Anti-laser that absorbs beams of light

Anti-laser that absorbs beams of light

The device, which the scientists call a “coherent perfect absorber” or, more popularly, an anti-laser, may lead to the development of new kinds of switches, filters and other components that could be useful in hybrid optical-electronic computers under development, among other applications. A Douglas Stone, a theoretical physicist at Yale, developed the concept of a backward-running laser in a paper in Physical Review Letters last spring.

The actual device, described in a paper published in Science, was created in the laboratory of a laser physicist, Hui Cao.
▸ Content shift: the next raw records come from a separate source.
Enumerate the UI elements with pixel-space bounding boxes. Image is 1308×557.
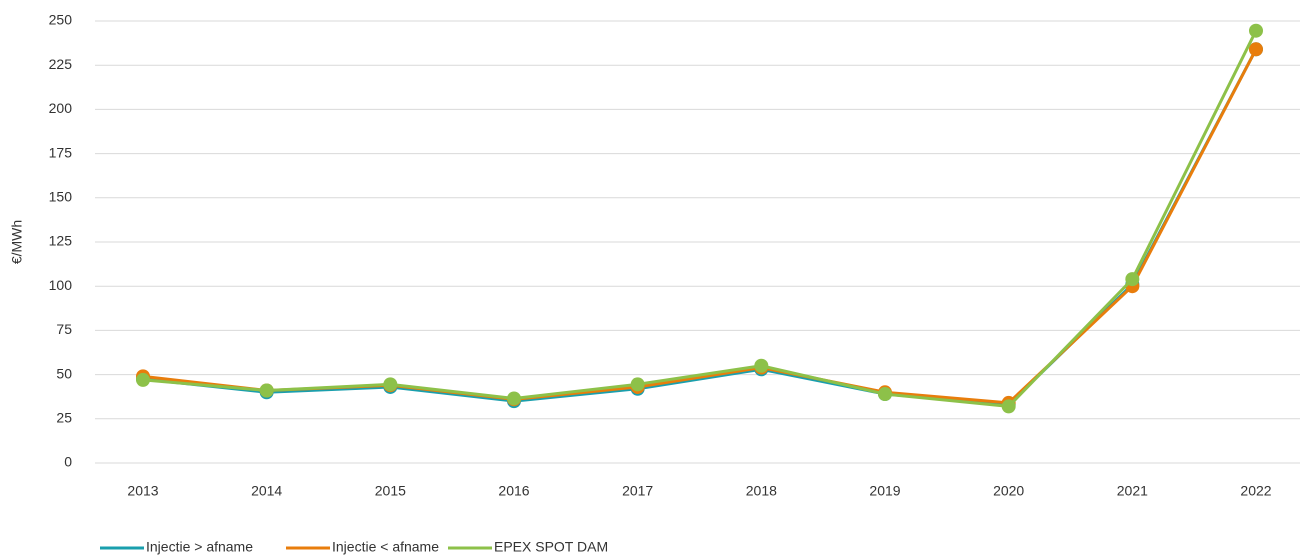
series-line — [142, 48, 1258, 405]
point-marker — [754, 358, 769, 373]
x-tick-label: 2014 — [251, 483, 282, 499]
x-tick-label: 2016 — [498, 483, 529, 499]
y-tick-label: 100 — [49, 277, 73, 293]
y-tick-label: 50 — [56, 365, 72, 381]
legend-label: Injectie > afname — [146, 539, 253, 555]
y-tick-label: 150 — [49, 189, 73, 205]
y-tick-label: 225 — [49, 56, 73, 72]
legend-label: EPEX SPOT DAM — [494, 539, 608, 555]
legend-label: Injectie < afname — [332, 539, 439, 555]
y-tick-label: 250 — [49, 12, 73, 28]
point-marker — [1125, 272, 1140, 287]
x-tick-label: 2015 — [375, 483, 406, 499]
x-tick-label: 2022 — [1240, 483, 1271, 499]
y-tick-label: 0 — [64, 454, 72, 470]
series-line — [142, 48, 1258, 407]
x-tick-label: 2020 — [993, 483, 1024, 499]
point-marker — [1001, 399, 1016, 414]
y-tick-label: 200 — [49, 100, 73, 116]
point-marker — [1249, 23, 1263, 38]
x-tick-label: 2018 — [746, 483, 777, 499]
point-marker — [878, 387, 892, 402]
y-axis-label: €/MWh — [9, 220, 25, 264]
point-marker — [507, 391, 521, 406]
y-tick-label: 75 — [56, 321, 72, 337]
series-line — [142, 30, 1258, 408]
x-tick-label: 2019 — [869, 483, 900, 499]
x-tick-label: 2017 — [622, 483, 653, 499]
y-tick-label: 25 — [56, 410, 72, 426]
point-marker — [259, 383, 274, 398]
point-marker — [1249, 42, 1263, 57]
y-tick-label: 125 — [49, 233, 73, 249]
y-tick-label: 175 — [49, 144, 73, 160]
x-tick-label: 2021 — [1117, 483, 1148, 499]
point-marker — [630, 377, 645, 392]
point-marker — [383, 377, 398, 392]
point-marker — [136, 372, 150, 387]
x-tick-label: 2013 — [127, 483, 158, 499]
In a laser, energy is pumped into a medium – which can be a solid, liquid or gas – between two mirrors, stimulating the emission of photons that are coherent, or of the same frequency and phase. The photons reflect back and forth between the mirrors, resulting in amplification of the light. “You put energy into it, and some of that energy gets converted into that beautiful coherent light beam,” Stone said.

Symmetrical properties

In his theoretical work, Stone said, he made use of the fact that the equations that describe how a laser works have certain symmetrical properties. “If you can make a laser of a certain type, the equations say you can make a reverse device as well,” he said. An anti-laser uses mirrors, too, but the other components are the reverse of a laser. The medium that provides amplification is replaced with one that provides absorption, and the outgoing light beam is replaced with an incoming one. (This light needs to be coherent, so it takes a laser to make an anti-laser.)
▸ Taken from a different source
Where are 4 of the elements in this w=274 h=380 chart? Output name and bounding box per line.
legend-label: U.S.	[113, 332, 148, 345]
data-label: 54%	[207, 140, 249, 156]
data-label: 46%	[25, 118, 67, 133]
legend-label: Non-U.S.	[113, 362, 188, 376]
The incoming beam is split in two and hits the medium from two sides. The photons bounce around between the mirrors and interfere with one another, eventually wiping themselves out in a flurry of electrons and heat.
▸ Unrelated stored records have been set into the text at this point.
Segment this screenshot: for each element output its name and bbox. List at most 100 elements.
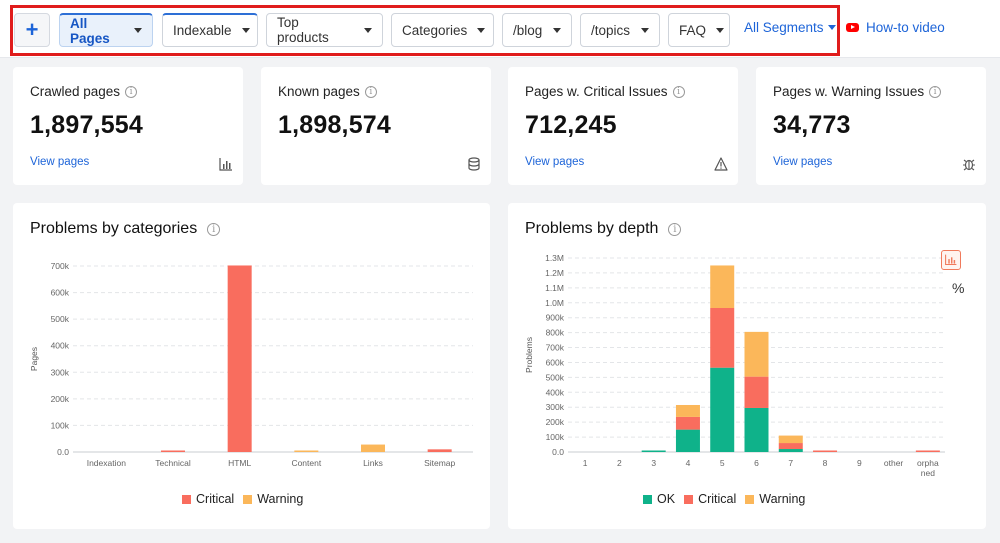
chart-card-depth: Problems by depth i 0.0 100k 200k 300k 400k 50… — [508, 203, 986, 529]
legend-swatch-warning — [745, 494, 755, 504]
y-tick-label: 300k — [51, 367, 70, 377]
info-icon[interactable]: i — [929, 85, 942, 98]
chart-legend: Critical Warning — [173, 492, 303, 506]
segment-label: All Pages — [70, 15, 110, 46]
bar-critical — [427, 449, 452, 452]
all-segments-dropdown[interactable]: All Segments — [744, 20, 836, 35]
y-tick-label: 700k — [546, 343, 565, 353]
x-tick-label: 2 — [617, 458, 622, 468]
y-tick-label: 400k — [51, 341, 70, 351]
x-tick-label: 8 — [823, 458, 828, 468]
y-axis-label: Pages — [29, 347, 39, 371]
segment-all-pages[interactable]: All Pages — [59, 13, 153, 47]
y-tick-label: 100k — [51, 420, 70, 430]
y-tick-label: 400k — [546, 387, 565, 397]
depth-chart: 0.0 100k 200k 300k 400k 500k 600k 700k 800k 900k 1… — [524, 253, 945, 478]
x-tick-label: 7 — [788, 458, 793, 468]
bar-chart-icon — [945, 254, 957, 266]
segment-top-products[interactable]: Top products — [266, 13, 383, 47]
y-tick-label: 600k — [51, 288, 70, 298]
stat-label-wrap: Pages w. Warning Issues i — [773, 84, 942, 99]
x-tick-label: ned — [921, 468, 935, 478]
bar-warning — [675, 404, 700, 417]
info-icon[interactable]: i — [364, 85, 377, 98]
stat-label: Known pages — [278, 84, 360, 99]
caret-down-icon — [553, 27, 561, 33]
y-tick-label: 700k — [51, 261, 70, 271]
segment-label: Indexable — [173, 23, 232, 38]
x-tick-label: 3 — [651, 458, 656, 468]
bar-critical — [915, 450, 940, 452]
y-tick-label: 500k — [546, 372, 565, 382]
legend-label-critical[interactable]: Critical — [698, 492, 737, 506]
categories-chart: 0.0 100k 200k 300k 400k 500k 600k 700k Pages Inde… — [29, 261, 473, 468]
x-tick-label: orpha — [917, 458, 939, 468]
y-tick-label: 500k — [51, 314, 70, 324]
bar-critical — [778, 443, 803, 450]
info-icon[interactable]: i — [125, 85, 138, 98]
x-tick-label: 4 — [686, 458, 691, 468]
stat-value: 1,897,554 — [30, 111, 144, 139]
y-tick-label: 900k — [546, 313, 565, 323]
bar-ok — [710, 367, 735, 452]
legend-label-warning[interactable]: Warning — [759, 492, 806, 506]
x-tick-label: Links — [363, 458, 383, 468]
y-tick-label: 200k — [51, 394, 70, 404]
caret-down-icon — [134, 28, 142, 33]
segment-indexable[interactable]: Indexable — [162, 13, 258, 47]
bar-ok — [744, 407, 769, 452]
segment-label: /topics — [591, 22, 631, 38]
legend-label-critical[interactable]: Critical — [196, 492, 235, 506]
x-tick-label: other — [884, 458, 904, 468]
stat-label-wrap: Pages w. Critical Issues i — [525, 84, 685, 99]
chart-title-wrap: Problems by depth i — [525, 220, 682, 238]
info-icon[interactable]: i — [672, 85, 685, 98]
segment-faq[interactable]: FAQ — [668, 13, 730, 47]
y-tick-label: 0.0 — [552, 447, 564, 457]
chart-title: Problems by depth — [525, 220, 659, 237]
x-tick-label: Sitemap — [424, 458, 455, 468]
legend-label-warning[interactable]: Warning — [257, 492, 304, 506]
legend-swatch-warning — [243, 494, 253, 504]
y-tick-label: 0.0 — [57, 447, 69, 457]
x-tick-label: 9 — [857, 458, 862, 468]
view-pages-link[interactable]: View pages — [30, 156, 90, 168]
chart-legend: OK Critical Warning — [634, 492, 805, 506]
segment-categories[interactable]: Categories — [391, 13, 494, 47]
chart-title: Problems by categories — [30, 220, 198, 237]
bar-ok — [675, 429, 700, 452]
caret-down-icon — [241, 28, 250, 33]
segment-blog[interactable]: /blog — [502, 13, 572, 47]
percent-toggle-button[interactable]: % — [952, 280, 965, 296]
all-segments-label: All Segments — [744, 20, 824, 35]
database-icon — [468, 157, 480, 171]
y-tick-label: 800k — [546, 328, 565, 338]
bar-warning — [361, 444, 385, 452]
chart-view-toggle-button[interactable] — [941, 250, 961, 270]
y-tick-label: 200k — [546, 417, 565, 427]
x-tick-label: Content — [291, 458, 321, 468]
add-segment-button[interactable]: + — [14, 13, 50, 47]
stat-card-critical: Pages w. Critical Issues i 712,245 View p… — [508, 67, 738, 185]
segment-topics[interactable]: /topics — [580, 13, 660, 47]
stat-value: 1,898,574 — [278, 111, 392, 139]
howto-video-link[interactable]: How-to video — [846, 20, 945, 35]
bar-critical — [227, 265, 252, 452]
howto-video-label: How-to video — [866, 20, 945, 35]
bar-critical — [744, 376, 769, 408]
stat-card-known: Known pages i 1,898,574 — [261, 67, 491, 185]
view-pages-link[interactable]: View pages — [525, 156, 585, 168]
segment-label: Top products — [277, 15, 329, 45]
chart-title-wrap: Problems by categories i — [30, 220, 221, 238]
bar-warning — [778, 435, 803, 444]
chart-card-categories: Problems by categories i 0.0 100k 200k 300k 4… — [13, 203, 490, 529]
y-tick-label: 1.1M — [545, 283, 564, 293]
bar-critical — [813, 450, 838, 452]
x-tick-label: Technical — [155, 458, 191, 468]
y-tick-label: 1.3M — [545, 253, 564, 263]
view-pages-link[interactable]: View pages — [773, 156, 833, 168]
info-icon[interactable]: i — [207, 222, 221, 236]
segment-label: Categories — [402, 22, 468, 38]
legend-label-ok[interactable]: OK — [657, 492, 676, 506]
info-icon[interactable]: i — [668, 222, 682, 236]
The experimental device absorbed about 99.4 per cent of the light. In theory, an anti-laser should be able to absorb 100 per cent. “It’s a one-way trap for light,” Stone said. Cao said the device they built was relatively simple, using silicon as the absorptive medium and a couple of “bad” mirrors. Stone said that in principle anti-lasers would not be limited in terms of frequency. “We could move it into the visible, or the farther infrared,” he said.

“It’s definitely possible to engineer this across the whole range.” Stefano Longhi, a physicist at the Polytechnic Institute of Milan in Italy who was not involved in the work, said the anti-laser was an “important achievement” that was “exciting and surprising to the scientific community.”

Stone said he thought the term anti-laser was a better description for nonscientists, so that no one would think the device had anything to do with time travel.But even “anti-laser” is problematic, he noted.